Airbnb in US crosshairs on Xinjiang, following Tesla
Published: Jan 08, 2022 05:46 PM
Airbnb Photo:VCG


US-based home rental firm Airbnb may become the latest company after Tesla to face fire on Xinjiang-related affairs from US politicians, which experts said on Saturday shows that the US government is now the biggest obstacle for US companies to expand and make more profits.

Two US lawmakers on Friday sent Airbnb a letter asking about some of its listings of properties in Northwest China's Xinjiang Uygur Autonomous Region that are on land owned by the Xinjiang Production and Construction Group, which was hit by US sanctions in 2020. The lawmakers also said they were raising questions about Airbnb's sponsorship of the Beijing Winter Olympics that starts next month, Reuters reported. 

The Global Times found on Saturday that there are still plenty of short-term rental listings in Xinjiang on the company's short-term home rental platform. For instance, in Urumqi, capital city of Xinjiang, there were more than 300 listings of properties on Airbnb.

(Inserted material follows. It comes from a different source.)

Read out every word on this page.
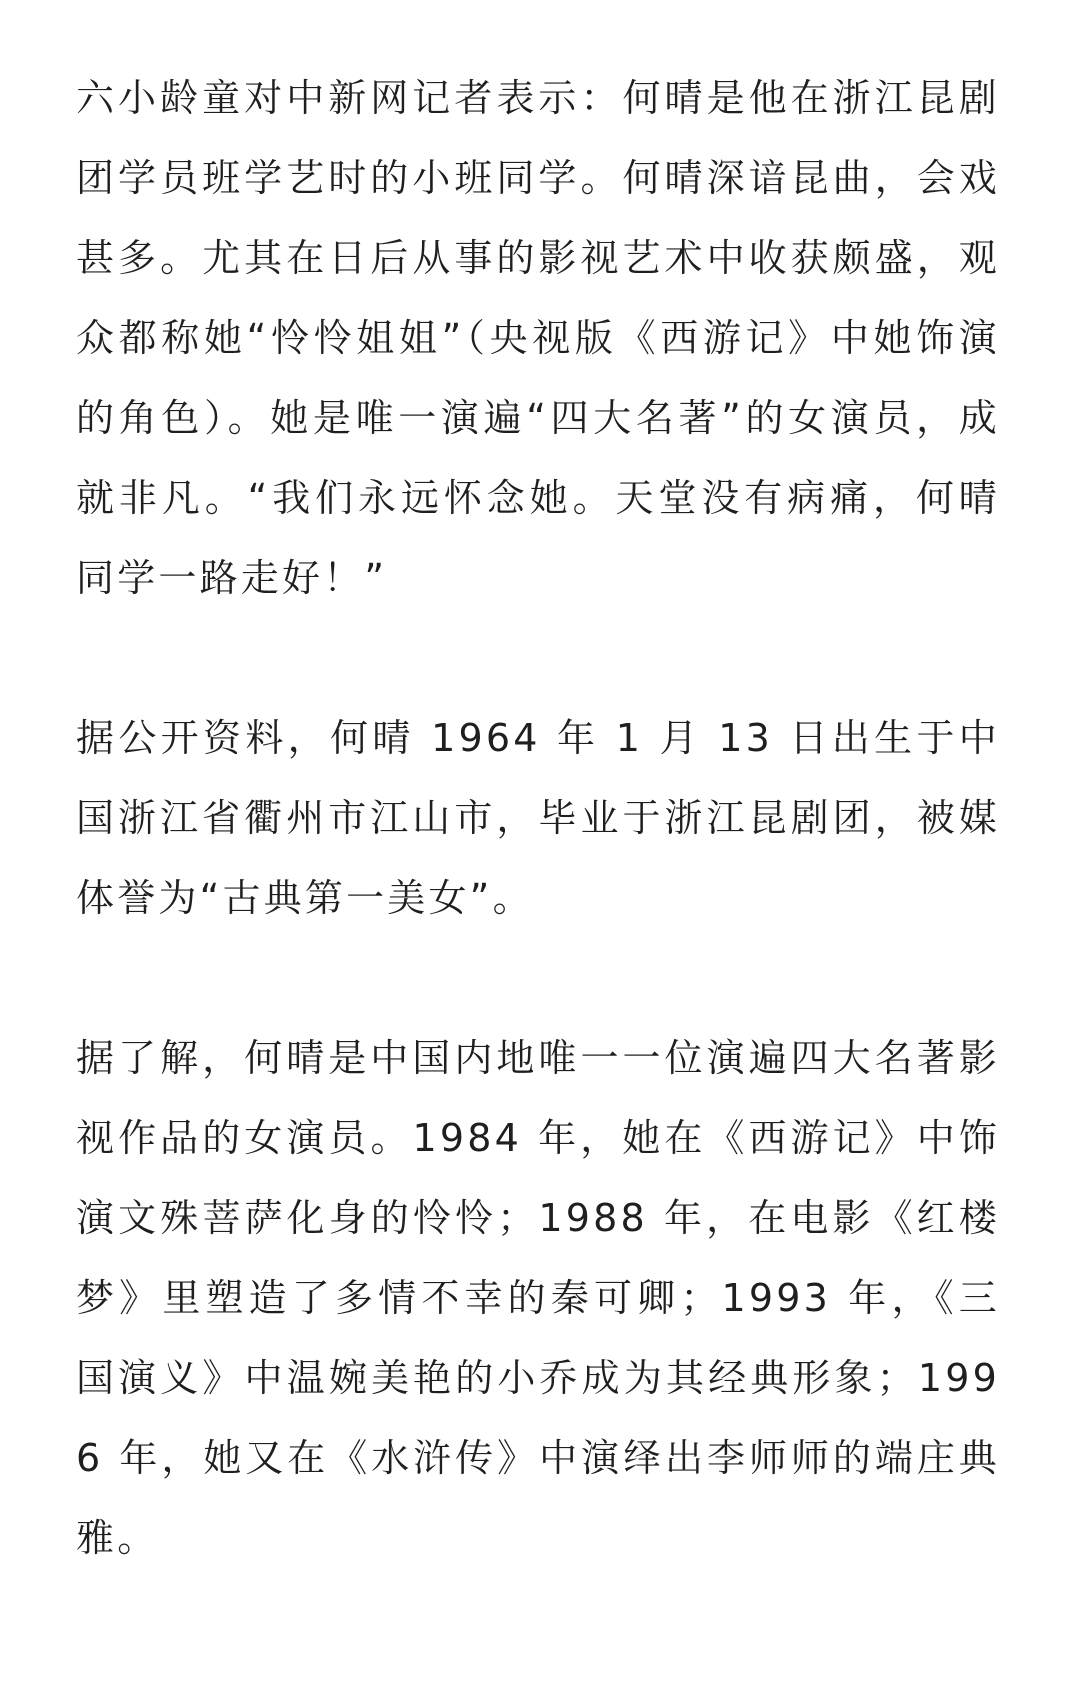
六小龄童对中新网记者表示：何晴是他在浙江昆剧团学员班学艺时的小班同学。何晴深谙昆曲，会戏甚多。尤其在日后从事的影视艺术中收获颇盛，观众都称她“怜怜姐姐”（央视版《西游记》中她饰演的角色）。她是唯一演遍“四大名著”的女演员，成就非凡。“我们永远怀念她。天堂没有病痛，何晴同学一路走好！”

据公开资料，何晴 1964 年 1 月 13 日出生于中国浙江省衢州市江山市，毕业于浙江昆剧团，被媒体誉为“古典第一美女”。

据了解，何晴是中国内地唯一一位演遍四大名著影视作品的女演员。1984 年，她在《西游记》中饰演文殊菩萨化身的怜怜；1988 年，在电影《红楼梦》里塑造了多情不幸的秦可卿；1993 年，《三国演义》中温婉美艳的小乔成为其经典形象；1996 年，她又在《水浒传》中演绎出李师师的端庄典雅。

Airbnb was not available for comment on Saturday.

The unusual development of US politicians pressuring businesses reflects that the US government faces mounting domestic challenges, such as social division, while also showing Washington's confusion in positioning US-China ties and global affairs, Li Haidong, a professor from the Institute of International Relations of the China Foreign Affairs University, told the Global Times on Saturday.

The US tries to put political pressure on Tesla, Airbnb and probably other sponsors of the Beijing Winter Olympics over so-called human rights issues, in an attempt to force other US and European companies to follow its political will, but it will only be wishful thinking of some US politicians, because it not only runs counter to the demand of most companies in the world but is also against most countries' desire to develop a mutually beneficial relationship with China, Li remarked.

Tesla has recently been targeted by fierce accusations from some US politicians and industry groups who are accustomed to attacking China over "forced labor" and "genocide" after the automaker opened a showroom in Xinjiang.

In response, Chinese Foreign Ministry spokesperson Wang Wenbin said at a regular media briefing on Thursday that Xinjiang-related lies fabricated by individual countries can't obscure Xinjiang's stability, tranquility, prosperous development and religious harmony.